What advice would you give to your younger self?

Speak up for yourself more often. It's okay to not fit in. Everybody has their own personality and you can have yours. I learned that really late in my life. All my friends used to say this and post it on social media. It's very easy to say, but it’s much harder to start doing that in your life. 

I'll give you an example from a project that I worked on in the beginning of my career. I had a manager who would not let me take lunch and would make me work longer hours than my male colleagues. Promotion opportunities were going somewhere else, but just based on merit and hard work they should have come to me. 

So I spoke up a little and was told that women take too many holidays, and they didn’t want to give women important roles on projects. I should have taken that to HR or my project manager, because if it was happening to me, it was probably happening to somebody else also. So I regret that I didn’t take action.

How do you continue to grow professionally?

Well, in order to grow in a startup, you have to learn to divide your attention into multiple areas, because so many things are happening at once. So many changes happen in the same month or even the same day. Over time I learned to be flexible and plan my days accordingly.

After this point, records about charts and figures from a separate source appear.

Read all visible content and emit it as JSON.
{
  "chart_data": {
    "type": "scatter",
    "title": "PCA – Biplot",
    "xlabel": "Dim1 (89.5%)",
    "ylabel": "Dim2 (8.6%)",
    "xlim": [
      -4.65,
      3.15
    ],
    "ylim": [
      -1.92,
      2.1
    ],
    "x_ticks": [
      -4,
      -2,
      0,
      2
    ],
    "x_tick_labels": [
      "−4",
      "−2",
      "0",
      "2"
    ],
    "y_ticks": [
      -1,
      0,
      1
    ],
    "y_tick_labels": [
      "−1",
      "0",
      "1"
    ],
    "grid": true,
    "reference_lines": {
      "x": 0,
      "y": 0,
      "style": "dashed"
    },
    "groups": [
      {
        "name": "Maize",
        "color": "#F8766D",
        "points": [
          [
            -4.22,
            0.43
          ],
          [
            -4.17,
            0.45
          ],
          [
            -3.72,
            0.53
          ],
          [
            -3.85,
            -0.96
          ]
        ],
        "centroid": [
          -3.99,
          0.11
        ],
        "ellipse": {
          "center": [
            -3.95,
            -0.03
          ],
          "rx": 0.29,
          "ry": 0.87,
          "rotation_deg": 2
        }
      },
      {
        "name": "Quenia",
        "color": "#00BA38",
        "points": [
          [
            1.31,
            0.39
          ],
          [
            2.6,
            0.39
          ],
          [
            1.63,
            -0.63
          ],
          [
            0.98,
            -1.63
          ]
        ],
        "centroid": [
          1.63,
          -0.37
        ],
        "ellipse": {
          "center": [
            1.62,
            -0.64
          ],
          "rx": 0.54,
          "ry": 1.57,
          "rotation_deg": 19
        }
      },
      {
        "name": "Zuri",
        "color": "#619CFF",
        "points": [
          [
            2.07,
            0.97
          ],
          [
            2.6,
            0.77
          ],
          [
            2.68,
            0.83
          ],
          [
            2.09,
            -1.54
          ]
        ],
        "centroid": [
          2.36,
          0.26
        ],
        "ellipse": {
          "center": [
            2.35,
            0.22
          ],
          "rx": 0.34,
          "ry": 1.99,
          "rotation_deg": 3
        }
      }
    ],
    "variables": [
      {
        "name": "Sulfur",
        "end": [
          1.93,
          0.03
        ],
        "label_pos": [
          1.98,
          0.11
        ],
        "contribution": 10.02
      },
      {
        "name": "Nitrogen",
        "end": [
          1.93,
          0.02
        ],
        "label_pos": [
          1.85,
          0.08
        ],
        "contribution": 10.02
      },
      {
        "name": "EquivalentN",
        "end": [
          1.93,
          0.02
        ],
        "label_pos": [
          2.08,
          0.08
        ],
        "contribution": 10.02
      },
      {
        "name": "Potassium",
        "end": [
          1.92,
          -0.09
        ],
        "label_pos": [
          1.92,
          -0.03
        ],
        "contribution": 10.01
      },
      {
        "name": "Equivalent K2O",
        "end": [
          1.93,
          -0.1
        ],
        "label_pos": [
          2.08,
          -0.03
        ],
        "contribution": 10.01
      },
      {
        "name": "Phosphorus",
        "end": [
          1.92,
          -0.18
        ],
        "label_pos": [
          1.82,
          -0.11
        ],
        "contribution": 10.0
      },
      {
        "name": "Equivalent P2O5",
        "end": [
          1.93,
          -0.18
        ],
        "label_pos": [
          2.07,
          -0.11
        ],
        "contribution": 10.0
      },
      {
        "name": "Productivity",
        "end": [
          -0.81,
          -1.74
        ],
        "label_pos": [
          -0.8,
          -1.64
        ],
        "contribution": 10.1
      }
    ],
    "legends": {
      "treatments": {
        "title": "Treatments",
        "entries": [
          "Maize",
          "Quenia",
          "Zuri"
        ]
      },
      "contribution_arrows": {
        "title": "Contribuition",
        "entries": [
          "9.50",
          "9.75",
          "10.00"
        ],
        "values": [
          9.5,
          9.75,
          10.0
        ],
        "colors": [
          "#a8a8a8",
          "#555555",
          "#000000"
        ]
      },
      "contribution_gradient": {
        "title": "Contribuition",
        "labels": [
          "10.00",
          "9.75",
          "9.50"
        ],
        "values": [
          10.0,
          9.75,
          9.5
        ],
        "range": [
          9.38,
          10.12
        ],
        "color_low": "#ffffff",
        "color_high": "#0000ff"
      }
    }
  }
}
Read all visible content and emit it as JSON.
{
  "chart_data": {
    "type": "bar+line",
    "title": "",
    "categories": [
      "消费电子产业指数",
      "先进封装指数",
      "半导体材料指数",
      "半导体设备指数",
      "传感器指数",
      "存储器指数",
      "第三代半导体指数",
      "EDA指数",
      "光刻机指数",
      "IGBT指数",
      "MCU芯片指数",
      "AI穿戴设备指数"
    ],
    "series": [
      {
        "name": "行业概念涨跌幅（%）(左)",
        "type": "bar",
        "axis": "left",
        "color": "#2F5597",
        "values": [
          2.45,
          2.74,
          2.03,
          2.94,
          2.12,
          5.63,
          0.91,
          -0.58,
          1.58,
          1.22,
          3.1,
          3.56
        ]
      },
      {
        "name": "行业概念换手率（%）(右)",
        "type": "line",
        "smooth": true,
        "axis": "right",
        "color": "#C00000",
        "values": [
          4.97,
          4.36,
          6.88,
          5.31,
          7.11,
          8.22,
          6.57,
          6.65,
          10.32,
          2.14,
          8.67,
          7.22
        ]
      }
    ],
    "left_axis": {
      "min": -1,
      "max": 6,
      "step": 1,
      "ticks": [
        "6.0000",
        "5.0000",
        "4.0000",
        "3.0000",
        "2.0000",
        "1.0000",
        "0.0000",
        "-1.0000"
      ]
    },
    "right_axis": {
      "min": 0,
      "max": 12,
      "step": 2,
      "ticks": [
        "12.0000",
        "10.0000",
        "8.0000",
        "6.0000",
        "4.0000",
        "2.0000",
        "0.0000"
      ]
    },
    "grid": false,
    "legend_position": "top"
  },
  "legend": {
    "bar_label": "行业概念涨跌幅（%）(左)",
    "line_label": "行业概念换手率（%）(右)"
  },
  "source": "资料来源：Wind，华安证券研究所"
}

Also, as a support team member, I need to know what is happening in support around the globe. I belong to a few professional groups, and look for suggestions and insights. Whatever is applicable for Fivetran I bring that up with my manager to see if we can implement that.

Another thing I do, when I have time, is read Slack messages from relevant groups. Going through these discussions, you start to understand other people’s challenges and problems. Often you find very, very good solutions that you just could not see because you didn’t have enough time, but now you can apply them going forward.

Who’s a woman you draw inspiration from?

Whitney Herd, the Bumble CEO. She is the youngest self-made billionaire. I believe that change is the only constant thing, and that it is something we really should be fine with, because it’s going to happen whether or not you like it. So I really admire people who are able to drive change. She saw that there was nothing in the market where women could initiate networking, business, friendships, everything, and really take charge of the conversation. So she created an app with three verticals: dating, friendship and business networking.

That initiative, risk-taking ability and unidirectional focus for the six years before Bumble went public are just absolutely commendable. If I wake up one day with that kind of initiative, risk-taking ability or confidence, I think the world will be mine.

What would you do if you weren’t working in tech?

Definitely I would be a yoga teacher, although I still have some training to do before I actually become a fully certified yoga teacher. I like yoga because it works emotionally as well as physically. It’s not like you do it for six months and you just have a flat stomach. It makes you a lot calmer, and it connects you to yourself. Yoga is a way I can give back to society, a way to provide people a little share of well-being.